Bishops confront paradox
During the week-long Plenary Assembly, the Bishops of the AMECEA region were at a loss about the apparent paradox in most African societies that profess themselves to be Christian. On the one hand, the African continent is ravaged by endemic ethnic conflicts, yet Sunday Mass attendance in most African countries is at an all-time high.
Bishop Kasonde, newly elected AMECEA Chairperson, says that although Churches are packed, there is still work to do regarding “faith issues”. He sees re-evangelization as an antidote to doing the same things that have been done in the past.
The re-evangelization they are talking about is to look back and see where we are and count the cost of what we are doing so that we improve consistently on those upheavals—things that degenerate our lives, things that take us back.

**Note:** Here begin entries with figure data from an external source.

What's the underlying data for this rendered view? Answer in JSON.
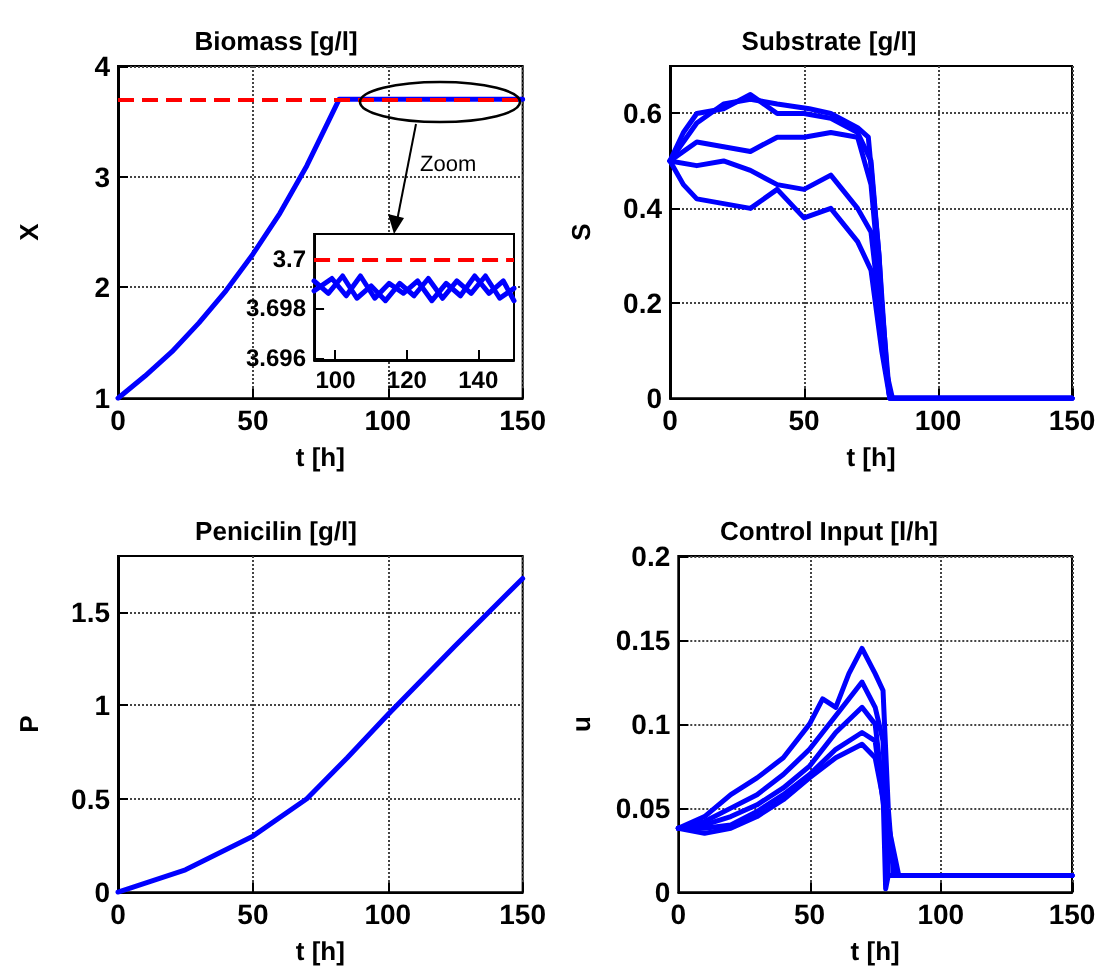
{
  "chart_data": [
    {
      "type": "line",
      "title": "Biomass [g/l]",
      "xlabel": "t [h]",
      "ylabel": "X",
      "xlim": [
        0,
        150
      ],
      "xticks": [
        0,
        50,
        100,
        150
      ],
      "ylim": [
        1,
        4
      ],
      "yticks": [
        1,
        2,
        3,
        4
      ],
      "grid": true,
      "annotations": [
        "Zoom"
      ],
      "ref_lines": [
        {
          "axis": "y",
          "value": 3.7,
          "color": "#ff0000",
          "line_style": "dashed"
        }
      ],
      "series": [
        {
          "color": "#0000ff",
          "x": [
            0,
            10,
            20,
            30,
            40,
            50,
            60,
            70,
            78,
            82,
            150
          ],
          "values": [
            1,
            1.2,
            1.42,
            1.68,
            1.97,
            2.3,
            2.67,
            3.1,
            3.5,
            3.7,
            3.7
          ]
        }
      ]
    },
    {
      "type": "line",
      "xlim": [
        94,
        150
      ],
      "xticks": [
        100,
        120,
        140
      ],
      "ylim": [
        3.6959,
        3.701
      ],
      "yticks": [
        3.696,
        3.698,
        3.7
      ],
      "ref_lines": [
        {
          "axis": "y",
          "value": 3.7,
          "color": "#ff0000",
          "line_style": "dashed"
        }
      ],
      "series": [
        {
          "color": "#0000ff",
          "x": [
            94,
            98,
            102,
            106,
            110,
            114,
            118,
            122,
            126,
            130,
            134,
            138,
            142,
            146,
            150
          ],
          "values": [
            3.6991,
            3.6986,
            3.6993,
            3.6984,
            3.6989,
            3.6983,
            3.699,
            3.6985,
            3.6992,
            3.6984,
            3.6991,
            3.6986,
            3.6993,
            3.6984,
            3.6988
          ]
        },
        {
          "color": "#0000ff",
          "x": [
            94,
            99,
            103,
            107,
            111,
            115,
            119,
            123,
            127,
            131,
            135,
            139,
            143,
            147,
            150
          ],
          "values": [
            3.6987,
            3.6992,
            3.6985,
            3.6993,
            3.6984,
            3.699,
            3.6986,
            3.6991,
            3.6983,
            3.699,
            3.6985,
            3.6993,
            3.6986,
            3.6991,
            3.6983
          ]
        }
      ]
    },
    {
      "type": "line",
      "title": "Substrate [g/l]",
      "xlabel": "t [h]",
      "ylabel": "S",
      "xlim": [
        0,
        150
      ],
      "xticks": [
        0,
        50,
        100,
        150
      ],
      "ylim": [
        0,
        0.7
      ],
      "yticks": [
        0,
        0.2,
        0.4,
        0.6
      ],
      "grid": true,
      "series": [
        {
          "color": "#0000ff",
          "x": [
            0,
            5,
            10,
            20,
            30,
            40,
            50,
            60,
            70,
            75,
            78,
            80,
            82,
            150
          ],
          "values": [
            0.5,
            0.56,
            0.6,
            0.61,
            0.64,
            0.6,
            0.6,
            0.59,
            0.56,
            0.5,
            0.3,
            0.1,
            0,
            0
          ]
        },
        {
          "color": "#0000ff",
          "x": [
            0,
            10,
            20,
            30,
            40,
            52,
            60,
            70,
            74,
            78,
            81,
            83,
            150
          ],
          "values": [
            0.5,
            0.58,
            0.62,
            0.63,
            0.62,
            0.61,
            0.6,
            0.57,
            0.55,
            0.3,
            0.05,
            0,
            0
          ]
        },
        {
          "color": "#0000ff",
          "x": [
            0,
            10,
            20,
            30,
            40,
            50,
            60,
            70,
            75,
            79,
            82,
            150
          ],
          "values": [
            0.5,
            0.54,
            0.53,
            0.52,
            0.55,
            0.55,
            0.56,
            0.55,
            0.45,
            0.2,
            0,
            0
          ]
        },
        {
          "color": "#0000ff",
          "x": [
            0,
            10,
            20,
            30,
            40,
            50,
            60,
            70,
            75,
            79,
            82,
            150
          ],
          "values": [
            0.5,
            0.49,
            0.5,
            0.48,
            0.45,
            0.44,
            0.47,
            0.4,
            0.35,
            0.15,
            0,
            0
          ]
        },
        {
          "color": "#0000ff",
          "x": [
            0,
            5,
            10,
            20,
            30,
            40,
            50,
            60,
            70,
            75,
            79,
            82,
            150
          ],
          "values": [
            0.5,
            0.45,
            0.42,
            0.41,
            0.4,
            0.44,
            0.38,
            0.4,
            0.33,
            0.27,
            0.1,
            0,
            0
          ]
        }
      ]
    },
    {
      "type": "line",
      "title": "Penicilin [g/l]",
      "xlabel": "t [h]",
      "ylabel": "P",
      "xlim": [
        0,
        150
      ],
      "xticks": [
        0,
        50,
        100,
        150
      ],
      "ylim": [
        0,
        1.8
      ],
      "yticks": [
        0,
        0.5,
        1,
        1.5
      ],
      "grid": true,
      "series": [
        {
          "color": "#0000ff",
          "x": [
            0,
            25,
            50,
            70,
            85,
            100,
            125,
            150
          ],
          "values": [
            0,
            0.12,
            0.3,
            0.5,
            0.72,
            0.95,
            1.32,
            1.68
          ]
        }
      ]
    },
    {
      "type": "line",
      "title": "Control Input [l/h]",
      "xlabel": "t [h]",
      "ylabel": "u",
      "xlim": [
        0,
        150
      ],
      "xticks": [
        0,
        50,
        100,
        150
      ],
      "ylim": [
        0,
        0.2
      ],
      "yticks": [
        0,
        0.05,
        0.1,
        0.15,
        0.2
      ],
      "grid": true,
      "series": [
        {
          "color": "#0000ff",
          "x": [
            0,
            10,
            20,
            30,
            40,
            50,
            55,
            60,
            65,
            70,
            75,
            78,
            80,
            82,
            150
          ],
          "values": [
            0.038,
            0.045,
            0.058,
            0.068,
            0.08,
            0.1,
            0.115,
            0.11,
            0.13,
            0.145,
            0.13,
            0.12,
            0.05,
            0.01,
            0.01
          ]
        },
        {
          "color": "#0000ff",
          "x": [
            0,
            10,
            20,
            30,
            40,
            50,
            60,
            70,
            75,
            78,
            80,
            150
          ],
          "values": [
            0.038,
            0.042,
            0.05,
            0.058,
            0.07,
            0.085,
            0.105,
            0.125,
            0.11,
            0.09,
            0.01,
            0.01
          ]
        },
        {
          "color": "#0000ff",
          "x": [
            0,
            10,
            20,
            30,
            40,
            50,
            60,
            70,
            75,
            78,
            79,
            80,
            150
          ],
          "values": [
            0.038,
            0.04,
            0.045,
            0.052,
            0.062,
            0.075,
            0.095,
            0.11,
            0.1,
            0.06,
            0.002,
            0.01,
            0.01
          ]
        },
        {
          "color": "#0000ff",
          "x": [
            0,
            10,
            20,
            30,
            40,
            50,
            60,
            70,
            75,
            80,
            83,
            150
          ],
          "values": [
            0.038,
            0.038,
            0.04,
            0.048,
            0.058,
            0.07,
            0.085,
            0.095,
            0.09,
            0.03,
            0.01,
            0.01
          ]
        },
        {
          "color": "#0000ff",
          "x": [
            0,
            10,
            20,
            30,
            40,
            50,
            60,
            70,
            75,
            80,
            84,
            150
          ],
          "values": [
            0.038,
            0.035,
            0.038,
            0.045,
            0.055,
            0.068,
            0.08,
            0.088,
            0.08,
            0.04,
            0.01,
            0.01
          ]
        }
      ]
    }
  ]
}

Delivering the Final AMECEA Message and Communique before the Catholic Faithful of Addis Ababa, in the Cathedral of the Nativity of the Blessed Virgin Mary, Bishop Charles Kasonde spoke of the AMECEA Bishops’ determination to work towards the search for solutions to some of Africa’s thorny problems. Some of these thorny issues include migration and refugees; climate change; challenges to peace and growing insecurity on the continent as well as the need and the urgency and of giving hope to many of Africa’s disillusioned young people.
Regarding family and marriage and young people Bishop Kasonde said:
We are cognizant of the fact that the composition of the family as the smallest unit of the Church and society is very important. Another issue that we tackled is that of young people. We are caught up as Africans. And I think because of political instabilities a number of our people are leaving their homes looking for a better environment where they can live as a family and also treasure themselves.
As the Bishops return to their homes and dioceses, they have formed committees and working groups to follow-up on the resolutions.